Eğitim insan yetiştirme sürecini ifade eder. Toplum halinde yaşayan insanlar, önce mensup oldukları toplumun kültürel birikimlerini kazanırlar. Adeta kültürün içinde yoğrulur ve kişilik kazanırlar. Böylece bir sosyal kimlik oluşur. Kendiliğinden meydana gelen bu süreç için kültürlenme ve sosyalleşme kavramlarını kullanırız. Buna ilave olarak toplumun yeni bireyleri için seçilen bilgi ve beceri demetleri oluşturulur ve sistemli bir şekilde öğretilir. Bu süreci okul kurarak ve müfredat programı hazırlayarak sürdürdüğümüzde karşımıza örgün eğitim kavramı çıkar. Bu eğitim sürecinde devleti yöneten iktidarların geliştirdiği eğitim politikaları etkili olur. Ülkeyi yönetmeye aday bir siyasi partinin bu bağlamda iyi çalışmış ve güçlü eğitim politikaları geliştirmiş olması beklenir. Eğitim üzerine hiçbir hazırlığı ve düşüncesi olmayan bir kadronun yönetime gelmesi o ülkeye çok şeyler kaybettirir.

Eğitim politikası geliştirebilmek için bu konuda bilgi birikimi sağlamış ve çözüm yolları üzerine düşünmüş olmak gerekir. Bizim siyasi uygulamalarımızdaki gibi akşam haberlerde bakan olduğunu duyan bir zatın sabah Milli Eğitim’de devrim yapmaya kalkması ne durumda olduğumuzun en çarpıcı işaretidir. Bu satırların yazarı olarak eğitim ve felsefe ilişkisini bizzat okuyarak ve yazarak içselleştirmiş birisi olduğumu düşünerek görüşlerimi paylaşmak isterim. Öğretmen Okulları kapandıktan bir sene sonra Öğretmen Lisesi kazanarak Hasanoğlan Atatürk Öğretmen Lisesi’ni bitirdim. Bu vesileyle Türkiye’nin öğretmen yetiştirme hikayesine vakıf oldum. Üniversiteyi bitirdiğimde beş yıl MEB okullarında sınıfta bizzat felsefe grubu dersleri verdim. Araştırma görevlisi, öğretim görevlisi, öğretim üyesi statülerinde uzun süre muhtelif dersler verdim. Akademik çalışmalarımda öncelediğim konuların başında ülkenin nasıl gelişeceği sorunu var ve sürekli zihnimi meşgul etmekte. Burada (Zorba Tv + dergi) ülkenin gelişmesi için gerekli gördüğüm, önem verdiğim, olmasını düşündüğüm konuları ele almaya çalışıyorum. Eğitim ve felsefe ilişkisi de bu bağlamda çok önemli gördüğüm bir konu.

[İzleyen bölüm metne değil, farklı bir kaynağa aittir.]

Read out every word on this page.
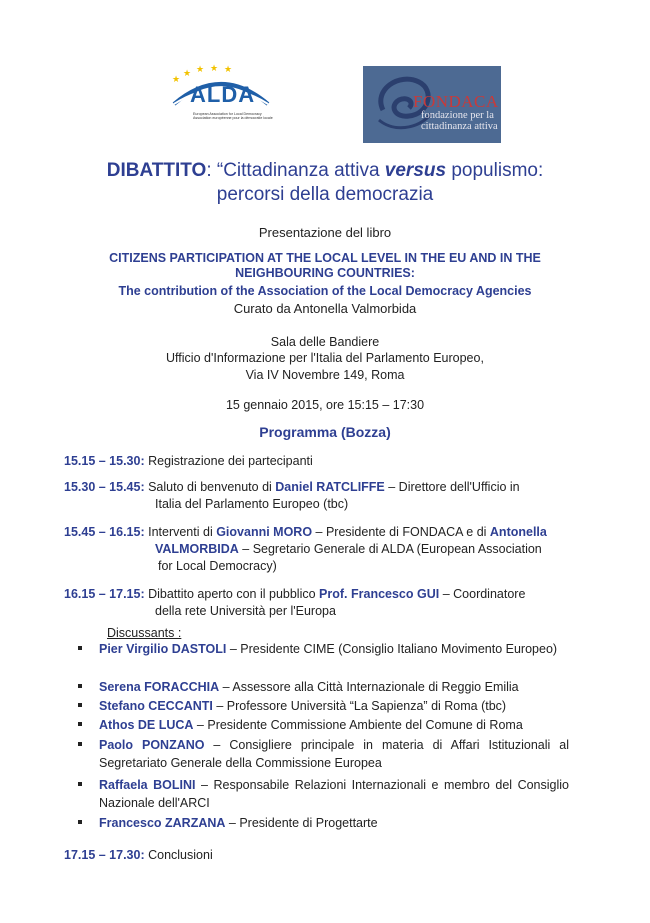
★
★ ★ ★ ★
ALDA
European Association for Local Democracy
Association européenne pour la démocratie locale
FONDACA
fondazione per la
cittadinanza attiva
DIBATTITO: “Cittadinanza attiva versus populismo:
percorsi della democrazia
Presentazione del libro
CITIZENS PARTICIPATION AT THE LOCAL LEVEL IN THE EU AND IN THE
NEIGHBOURING COUNTRIES:
The contribution of the Association of the Local Democracy Agencies
Curato da Antonella Valmorbida
Sala delle Bandiere
Ufficio d'Informazione per l'Italia del Parlamento Europeo,
Via IV Novembre 149, Roma
15 gennaio 2015, ore 15:15 – 17:30
Programma (Bozza)
15.15 – 15.30: Registrazione dei partecipanti
15.30 – 15.45: Saluto di benvenuto di Daniel RATCLIFFE – Direttore dell'Ufficio in
Italia del Parlamento Europeo (tbc)
15.45 – 16.15: Interventi di Giovanni MORO – Presidente di FONDACA e di Antonella
VALMORBIDA – Segretario Generale di ALDA (European Association
for Local Democracy)
16.15 – 17.15: Dibattito aperto con il pubblico Prof. Francesco GUI – Coordinatore
della rete Università per l'Europa
Discussants :
Pier Virgilio DASTOLI – Presidente CIME (Consiglio Italiano Movimento Europeo)
Serena FORACCHIA – Assessore alla Città Internazionale di Reggio Emilia
Stefano CECCANTI – Professore Università “La Sapienza” di Roma (tbc)
Athos DE LUCA – Presidente Commissione Ambiente del Comune di Roma
Paolo PONZANO – Consigliere principale in materia di Affari Istituzionali al Segretariato Generale della Commissione Europea
Raffaela BOLINI – Responsabile Relazioni Internazionali e membro del Consiglio Nazionale dell'ARCI
Francesco ZARZANA – Presidente di Progettarte
17.15 – 17.30: Conclusioni
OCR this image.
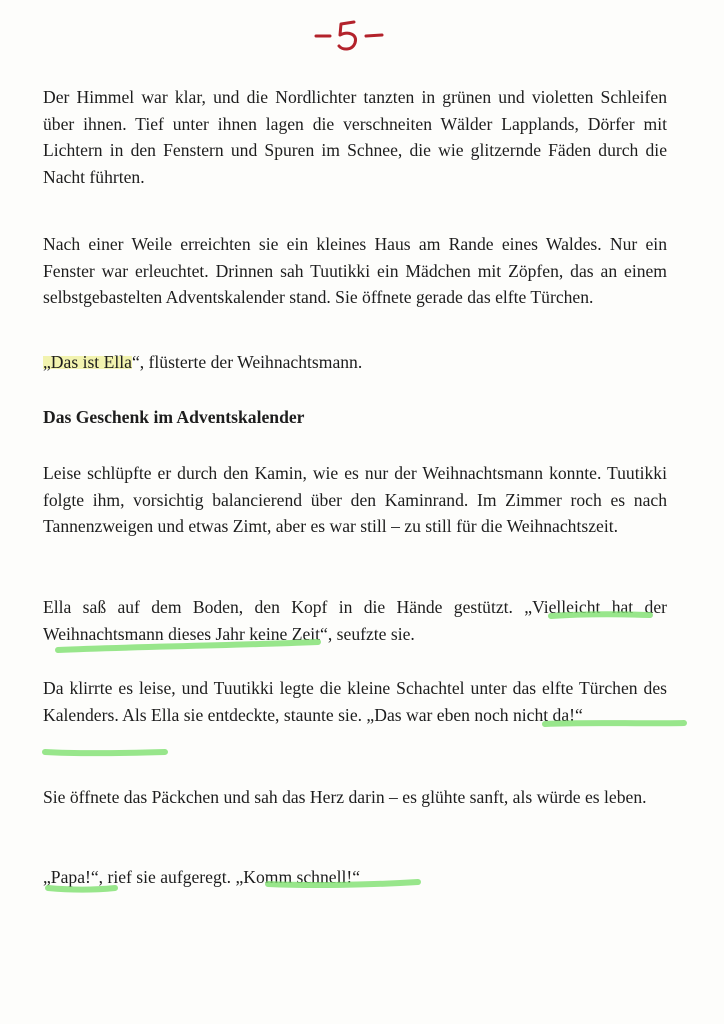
Der Himmel war klar, und die Nordlichter tanzten in grünen und violetten Schleifen über ihnen. Tief unter ihnen lagen die verschneiten Wälder Lapplands, Dörfer mit Lichtern in den Fenstern und Spuren im Schnee, die wie glitzernde Fäden durch die Nacht führten.

Nach einer Weile erreichten sie ein kleines Haus am Rande eines Waldes. Nur ein Fenster war erleuchtet. Drinnen sah Tuutikki ein Mädchen mit Zöpfen, das an einem selbstgebastelten Adventskalender stand. Sie öffnete gerade das elfte Türchen.

„Das ist Ella“, flüsterte der Weihnachtsmann.

Das Geschenk im Adventskalender

Leise schlüpfte er durch den Kamin, wie es nur der Weihnachtsmann konnte. Tuutikki folgte ihm, vorsichtig balancierend über den Kaminrand. Im Zimmer roch es nach Tannenzweigen und etwas Zimt, aber es war still – zu still für die Weihnachtszeit.

Ella saß auf dem Boden, den Kopf in die Hände gestützt. „Vielleicht hat der Weihnachtsmann dieses Jahr keine Zeit“, seufzte sie.

Da klirrte es leise, und Tuutikki legte die kleine Schachtel unter das elfte Türchen des Kalenders. Als Ella sie entdeckte, staunte sie. „Das war eben noch nicht da!“

Sie öffnete das Päckchen und sah das Herz darin – es glühte sanft, als würde es leben.

„Papa!“, rief sie aufgeregt. „Komm schnell!“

Eğitimin sistemli hale gelmesinin örneklerini insanlığın düşünce, siyaset ve dinler tarihinde bulmak mümkün. Düşünce tarihinde sanırım ilk eğitim sistemi Sofistlere atfedilebilir. Sofistler İlk Çağ felsefesinde Sokrates’in hışmına uğramış ve şiddetle eleştirilmiş o dönemin bilgeleridir. Kendilerinin bilge olduklarına inanırlar ve ona göre ders verirler. Sokrates de onların doğru bilgilere sahip olmadıklarını, hatta doğruluk diye bir kaygı taşımadıklarını fark eder ve eleştirileriyle ortaya koyar. Mevcut düzen eğitimiyle, hakikat derdindeki felsefenin ilk kırılma anı burasıdır. Yerleşik düzen savunucuları, sorgulama ve eleştiriyi temel yöntem olarak kullanan felsefeden pek hoşlanmazlar. Sofistler de felsefeden pek hoşlanmadıklarını zaten agnostisizme (bilinemezcilik) dayanarak göstermişlerdir. Fakat eğitim alanında iddialıdırlar. Neyi, ne kadar, kime, nasıl anlatacaklarını iyi bilirler. Öğrencileri aristokratların çocukları gençlerdir. Gençler aristokratların imtiyazında olan yönetime katılabilmek için bu bilgelerden retorik (hitabet), mantık (ikna etme), siyaset (yönetme) gibi dersler alırlar.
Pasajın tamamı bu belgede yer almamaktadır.